Holden Thorp, the new provost at the private university in St. Louis, is seen in this Feb. 16, 2013 photo provided by Washington University. Former University of North Carolina chancellor Thorp has resurfaced as Washington University’s provost after five scandal-plagued years in Chapel Hill. Thorp was downright ecstatic to start over on a campus where the term “student-athlete” doesn’t evince snickers and groans. A growing number of campus CEOs are now finding that when it comes to second acts, smaller can be better. (AP Photo/Washington University, Whitney Curtis)The Associated Press

A college presidency was once considered the pinnacle of the profession, a position that could be enjoyed for decades.
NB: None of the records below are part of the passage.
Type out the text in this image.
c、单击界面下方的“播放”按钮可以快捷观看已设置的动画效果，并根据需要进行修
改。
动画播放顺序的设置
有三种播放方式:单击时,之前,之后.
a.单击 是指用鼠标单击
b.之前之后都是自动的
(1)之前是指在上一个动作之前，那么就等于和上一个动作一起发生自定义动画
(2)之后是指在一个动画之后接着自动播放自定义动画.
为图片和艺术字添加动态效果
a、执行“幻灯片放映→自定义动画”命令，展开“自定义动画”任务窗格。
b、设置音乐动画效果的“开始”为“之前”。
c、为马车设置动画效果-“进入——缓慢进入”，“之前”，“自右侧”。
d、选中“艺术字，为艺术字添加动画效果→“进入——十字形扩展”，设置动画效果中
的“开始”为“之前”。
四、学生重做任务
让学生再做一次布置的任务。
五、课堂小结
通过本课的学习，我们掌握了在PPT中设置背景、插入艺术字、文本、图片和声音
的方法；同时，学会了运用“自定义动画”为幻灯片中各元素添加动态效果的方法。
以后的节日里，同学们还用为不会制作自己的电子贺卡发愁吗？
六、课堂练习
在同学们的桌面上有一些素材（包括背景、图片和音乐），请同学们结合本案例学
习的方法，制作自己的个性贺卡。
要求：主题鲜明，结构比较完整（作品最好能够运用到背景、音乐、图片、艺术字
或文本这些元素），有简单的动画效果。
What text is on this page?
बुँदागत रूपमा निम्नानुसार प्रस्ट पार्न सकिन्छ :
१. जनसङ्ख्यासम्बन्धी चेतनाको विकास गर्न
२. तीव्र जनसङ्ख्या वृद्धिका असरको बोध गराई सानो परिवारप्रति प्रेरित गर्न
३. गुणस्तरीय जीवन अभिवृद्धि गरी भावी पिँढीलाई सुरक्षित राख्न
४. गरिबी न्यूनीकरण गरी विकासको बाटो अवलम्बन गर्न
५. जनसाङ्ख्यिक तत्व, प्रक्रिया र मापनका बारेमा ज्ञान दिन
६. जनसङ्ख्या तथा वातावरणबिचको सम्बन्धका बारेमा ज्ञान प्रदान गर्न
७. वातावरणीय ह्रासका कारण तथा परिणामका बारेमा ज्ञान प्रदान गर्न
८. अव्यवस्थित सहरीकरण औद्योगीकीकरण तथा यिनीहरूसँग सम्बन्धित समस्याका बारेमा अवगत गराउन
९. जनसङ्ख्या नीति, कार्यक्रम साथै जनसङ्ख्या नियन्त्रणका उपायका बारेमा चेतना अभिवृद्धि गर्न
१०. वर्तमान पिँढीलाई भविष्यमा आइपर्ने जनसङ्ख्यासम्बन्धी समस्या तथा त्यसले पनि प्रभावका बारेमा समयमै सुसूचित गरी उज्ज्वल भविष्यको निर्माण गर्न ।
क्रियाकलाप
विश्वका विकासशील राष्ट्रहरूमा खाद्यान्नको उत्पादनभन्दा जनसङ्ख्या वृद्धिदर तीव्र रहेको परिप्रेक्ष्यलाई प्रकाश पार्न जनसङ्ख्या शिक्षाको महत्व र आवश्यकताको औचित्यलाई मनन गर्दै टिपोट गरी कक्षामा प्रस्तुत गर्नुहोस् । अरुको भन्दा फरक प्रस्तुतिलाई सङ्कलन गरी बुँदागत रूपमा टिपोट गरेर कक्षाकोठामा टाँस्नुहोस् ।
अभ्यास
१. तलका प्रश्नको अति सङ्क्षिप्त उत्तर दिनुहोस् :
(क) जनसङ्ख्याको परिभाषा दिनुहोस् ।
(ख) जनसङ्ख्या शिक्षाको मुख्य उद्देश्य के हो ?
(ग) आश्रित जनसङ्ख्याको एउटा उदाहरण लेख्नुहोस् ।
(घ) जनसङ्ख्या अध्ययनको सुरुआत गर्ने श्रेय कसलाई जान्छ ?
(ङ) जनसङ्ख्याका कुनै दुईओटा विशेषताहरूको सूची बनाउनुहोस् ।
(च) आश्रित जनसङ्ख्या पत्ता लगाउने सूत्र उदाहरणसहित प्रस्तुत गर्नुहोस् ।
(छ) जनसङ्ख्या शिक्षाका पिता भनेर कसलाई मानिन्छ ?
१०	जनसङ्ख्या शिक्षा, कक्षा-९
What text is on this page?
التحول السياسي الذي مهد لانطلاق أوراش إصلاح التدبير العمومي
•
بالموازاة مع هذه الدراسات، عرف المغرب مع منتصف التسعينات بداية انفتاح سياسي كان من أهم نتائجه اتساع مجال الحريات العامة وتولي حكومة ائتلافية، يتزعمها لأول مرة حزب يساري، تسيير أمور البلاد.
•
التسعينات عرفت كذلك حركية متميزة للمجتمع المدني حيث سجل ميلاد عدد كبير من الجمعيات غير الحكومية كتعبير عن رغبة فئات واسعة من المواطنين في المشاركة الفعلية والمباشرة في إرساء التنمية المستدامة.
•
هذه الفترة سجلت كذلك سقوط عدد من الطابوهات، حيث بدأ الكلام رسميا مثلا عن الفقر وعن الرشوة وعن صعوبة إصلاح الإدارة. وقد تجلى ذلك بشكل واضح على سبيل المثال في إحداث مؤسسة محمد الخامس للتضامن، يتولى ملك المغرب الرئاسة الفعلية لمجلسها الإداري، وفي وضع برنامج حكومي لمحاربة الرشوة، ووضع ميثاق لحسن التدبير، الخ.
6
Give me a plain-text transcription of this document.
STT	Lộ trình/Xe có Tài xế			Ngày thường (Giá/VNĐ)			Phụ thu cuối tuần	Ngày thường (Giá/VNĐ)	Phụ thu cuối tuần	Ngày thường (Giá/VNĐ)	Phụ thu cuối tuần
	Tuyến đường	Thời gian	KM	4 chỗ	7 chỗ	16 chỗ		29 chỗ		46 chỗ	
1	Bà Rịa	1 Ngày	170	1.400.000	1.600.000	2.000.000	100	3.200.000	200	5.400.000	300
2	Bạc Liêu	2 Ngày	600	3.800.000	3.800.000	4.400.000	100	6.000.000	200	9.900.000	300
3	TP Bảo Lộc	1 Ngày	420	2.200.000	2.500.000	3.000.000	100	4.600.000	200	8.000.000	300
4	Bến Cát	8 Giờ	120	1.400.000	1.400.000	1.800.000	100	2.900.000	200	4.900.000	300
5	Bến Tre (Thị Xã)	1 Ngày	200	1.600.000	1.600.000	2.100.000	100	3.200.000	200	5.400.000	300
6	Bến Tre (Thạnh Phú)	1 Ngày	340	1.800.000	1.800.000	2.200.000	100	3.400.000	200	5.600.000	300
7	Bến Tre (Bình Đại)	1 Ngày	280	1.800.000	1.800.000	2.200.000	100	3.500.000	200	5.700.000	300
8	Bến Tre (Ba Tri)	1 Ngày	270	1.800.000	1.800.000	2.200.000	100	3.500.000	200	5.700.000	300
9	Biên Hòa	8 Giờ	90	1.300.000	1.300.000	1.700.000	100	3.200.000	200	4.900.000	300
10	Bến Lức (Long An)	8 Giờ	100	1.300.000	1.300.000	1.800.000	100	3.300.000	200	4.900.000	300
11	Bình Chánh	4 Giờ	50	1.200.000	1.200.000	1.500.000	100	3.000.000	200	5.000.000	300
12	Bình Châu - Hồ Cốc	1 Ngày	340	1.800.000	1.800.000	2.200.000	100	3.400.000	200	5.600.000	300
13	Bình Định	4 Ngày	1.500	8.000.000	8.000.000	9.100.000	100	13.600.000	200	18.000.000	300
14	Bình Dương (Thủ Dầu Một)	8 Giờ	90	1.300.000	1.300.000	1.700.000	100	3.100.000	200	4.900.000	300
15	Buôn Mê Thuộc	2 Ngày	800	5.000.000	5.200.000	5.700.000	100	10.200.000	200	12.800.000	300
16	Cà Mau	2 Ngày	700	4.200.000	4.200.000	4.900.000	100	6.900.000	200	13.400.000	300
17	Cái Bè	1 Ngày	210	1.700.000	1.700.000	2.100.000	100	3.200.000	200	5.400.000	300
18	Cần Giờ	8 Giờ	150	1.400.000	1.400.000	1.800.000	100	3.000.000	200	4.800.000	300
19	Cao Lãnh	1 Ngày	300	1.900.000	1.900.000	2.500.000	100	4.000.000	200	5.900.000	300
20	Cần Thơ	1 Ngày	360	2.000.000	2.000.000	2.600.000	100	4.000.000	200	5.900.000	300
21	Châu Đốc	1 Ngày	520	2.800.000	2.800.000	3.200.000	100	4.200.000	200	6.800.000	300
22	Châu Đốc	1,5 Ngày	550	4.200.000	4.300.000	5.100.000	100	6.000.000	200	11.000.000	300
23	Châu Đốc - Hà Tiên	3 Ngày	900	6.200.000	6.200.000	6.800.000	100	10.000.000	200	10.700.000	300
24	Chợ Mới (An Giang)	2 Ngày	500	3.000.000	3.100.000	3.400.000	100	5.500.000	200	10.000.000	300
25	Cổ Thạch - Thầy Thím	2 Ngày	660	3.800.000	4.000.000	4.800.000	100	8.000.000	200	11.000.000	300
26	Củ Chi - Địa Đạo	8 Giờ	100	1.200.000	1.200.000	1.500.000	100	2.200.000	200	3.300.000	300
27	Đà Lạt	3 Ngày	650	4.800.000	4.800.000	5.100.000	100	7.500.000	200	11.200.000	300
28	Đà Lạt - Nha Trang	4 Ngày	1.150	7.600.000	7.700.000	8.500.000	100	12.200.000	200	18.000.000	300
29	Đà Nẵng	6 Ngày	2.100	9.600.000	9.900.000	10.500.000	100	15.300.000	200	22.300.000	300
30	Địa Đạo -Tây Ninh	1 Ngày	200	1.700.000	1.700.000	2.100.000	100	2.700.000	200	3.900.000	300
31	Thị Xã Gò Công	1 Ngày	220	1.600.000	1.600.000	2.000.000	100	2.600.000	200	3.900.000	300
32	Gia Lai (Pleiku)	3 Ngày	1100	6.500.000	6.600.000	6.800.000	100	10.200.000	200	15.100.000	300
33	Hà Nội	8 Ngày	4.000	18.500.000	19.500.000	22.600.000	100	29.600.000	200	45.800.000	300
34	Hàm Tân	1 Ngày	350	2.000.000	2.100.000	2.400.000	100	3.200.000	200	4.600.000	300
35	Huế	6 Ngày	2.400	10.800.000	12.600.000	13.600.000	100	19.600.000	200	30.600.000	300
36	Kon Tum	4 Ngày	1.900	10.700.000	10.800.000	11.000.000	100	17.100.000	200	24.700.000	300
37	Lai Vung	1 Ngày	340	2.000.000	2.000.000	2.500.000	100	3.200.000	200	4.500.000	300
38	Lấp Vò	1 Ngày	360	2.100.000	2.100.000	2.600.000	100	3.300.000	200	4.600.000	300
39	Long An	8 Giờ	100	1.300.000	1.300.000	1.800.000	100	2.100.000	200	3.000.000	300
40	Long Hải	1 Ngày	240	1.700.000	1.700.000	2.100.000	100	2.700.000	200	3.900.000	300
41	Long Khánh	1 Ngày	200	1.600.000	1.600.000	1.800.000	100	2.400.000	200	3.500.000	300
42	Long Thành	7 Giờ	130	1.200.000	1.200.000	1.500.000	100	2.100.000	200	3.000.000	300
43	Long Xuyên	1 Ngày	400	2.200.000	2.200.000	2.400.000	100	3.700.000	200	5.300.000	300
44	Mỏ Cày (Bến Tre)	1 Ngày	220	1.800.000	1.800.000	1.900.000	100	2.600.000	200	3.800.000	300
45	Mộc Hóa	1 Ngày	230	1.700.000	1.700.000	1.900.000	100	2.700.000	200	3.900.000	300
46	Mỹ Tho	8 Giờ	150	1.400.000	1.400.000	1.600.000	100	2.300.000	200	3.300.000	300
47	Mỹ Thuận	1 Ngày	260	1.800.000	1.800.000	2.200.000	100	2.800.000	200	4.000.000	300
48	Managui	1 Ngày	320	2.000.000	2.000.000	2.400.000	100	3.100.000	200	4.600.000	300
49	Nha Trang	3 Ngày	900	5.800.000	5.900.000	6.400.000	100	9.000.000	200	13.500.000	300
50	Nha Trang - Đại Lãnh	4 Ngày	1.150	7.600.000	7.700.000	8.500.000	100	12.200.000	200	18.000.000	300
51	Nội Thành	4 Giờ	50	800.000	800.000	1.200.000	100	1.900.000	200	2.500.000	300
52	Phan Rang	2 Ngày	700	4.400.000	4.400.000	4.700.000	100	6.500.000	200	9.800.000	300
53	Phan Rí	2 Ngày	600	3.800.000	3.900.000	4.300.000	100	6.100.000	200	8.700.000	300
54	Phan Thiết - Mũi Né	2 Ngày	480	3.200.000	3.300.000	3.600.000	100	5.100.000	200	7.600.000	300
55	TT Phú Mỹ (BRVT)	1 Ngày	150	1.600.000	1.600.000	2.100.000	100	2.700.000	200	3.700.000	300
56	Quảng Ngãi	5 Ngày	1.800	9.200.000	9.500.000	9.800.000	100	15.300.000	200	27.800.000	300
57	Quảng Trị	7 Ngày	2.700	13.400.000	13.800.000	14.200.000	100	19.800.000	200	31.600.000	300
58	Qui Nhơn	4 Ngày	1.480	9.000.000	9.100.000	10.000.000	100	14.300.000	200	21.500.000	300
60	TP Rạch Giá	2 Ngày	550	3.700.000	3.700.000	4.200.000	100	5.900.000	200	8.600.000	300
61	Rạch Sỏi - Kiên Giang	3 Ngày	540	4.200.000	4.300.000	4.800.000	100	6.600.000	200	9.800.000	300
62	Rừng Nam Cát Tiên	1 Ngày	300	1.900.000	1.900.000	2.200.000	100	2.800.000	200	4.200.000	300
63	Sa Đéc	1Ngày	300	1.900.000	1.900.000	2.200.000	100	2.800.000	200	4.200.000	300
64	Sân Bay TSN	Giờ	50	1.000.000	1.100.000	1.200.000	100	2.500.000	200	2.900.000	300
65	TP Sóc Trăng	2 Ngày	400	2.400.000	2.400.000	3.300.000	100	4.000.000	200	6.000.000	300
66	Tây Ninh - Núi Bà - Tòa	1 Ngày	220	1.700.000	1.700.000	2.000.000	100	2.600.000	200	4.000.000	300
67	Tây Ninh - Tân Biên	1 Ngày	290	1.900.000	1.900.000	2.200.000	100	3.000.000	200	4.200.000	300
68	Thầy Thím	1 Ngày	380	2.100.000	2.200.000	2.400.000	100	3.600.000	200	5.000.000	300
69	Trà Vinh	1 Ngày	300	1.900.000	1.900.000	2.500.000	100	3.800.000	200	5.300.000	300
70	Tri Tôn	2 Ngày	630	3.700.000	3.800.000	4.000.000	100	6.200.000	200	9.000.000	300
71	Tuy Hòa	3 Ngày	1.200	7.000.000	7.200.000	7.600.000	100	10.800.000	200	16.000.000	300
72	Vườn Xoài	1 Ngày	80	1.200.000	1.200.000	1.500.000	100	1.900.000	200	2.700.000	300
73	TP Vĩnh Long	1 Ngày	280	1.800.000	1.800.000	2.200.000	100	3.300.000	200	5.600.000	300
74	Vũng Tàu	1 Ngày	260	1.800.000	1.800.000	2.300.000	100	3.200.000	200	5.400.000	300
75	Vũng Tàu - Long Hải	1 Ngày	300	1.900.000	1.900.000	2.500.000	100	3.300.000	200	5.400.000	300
That was before the decline in taxpayer support of state schools and the cable TV-driven escalation of big-time college sports. A growing number of campus CEOs are now finding that when it comes to second acts, smaller can be better.

In St. Louis, former University of North Carolina chancellor Holden Thorp has resurfaced as Washington University's provost after five scandal-plagued years in Chapel Hill. WashU is a Division III school that doesn't offer athletic scholarships.

Syracuse President Nancy Cantor plans to soon take over the much smaller Newark campus of Rutgers University in New Jersey. Others are continuing the tradition of returning to the classroom.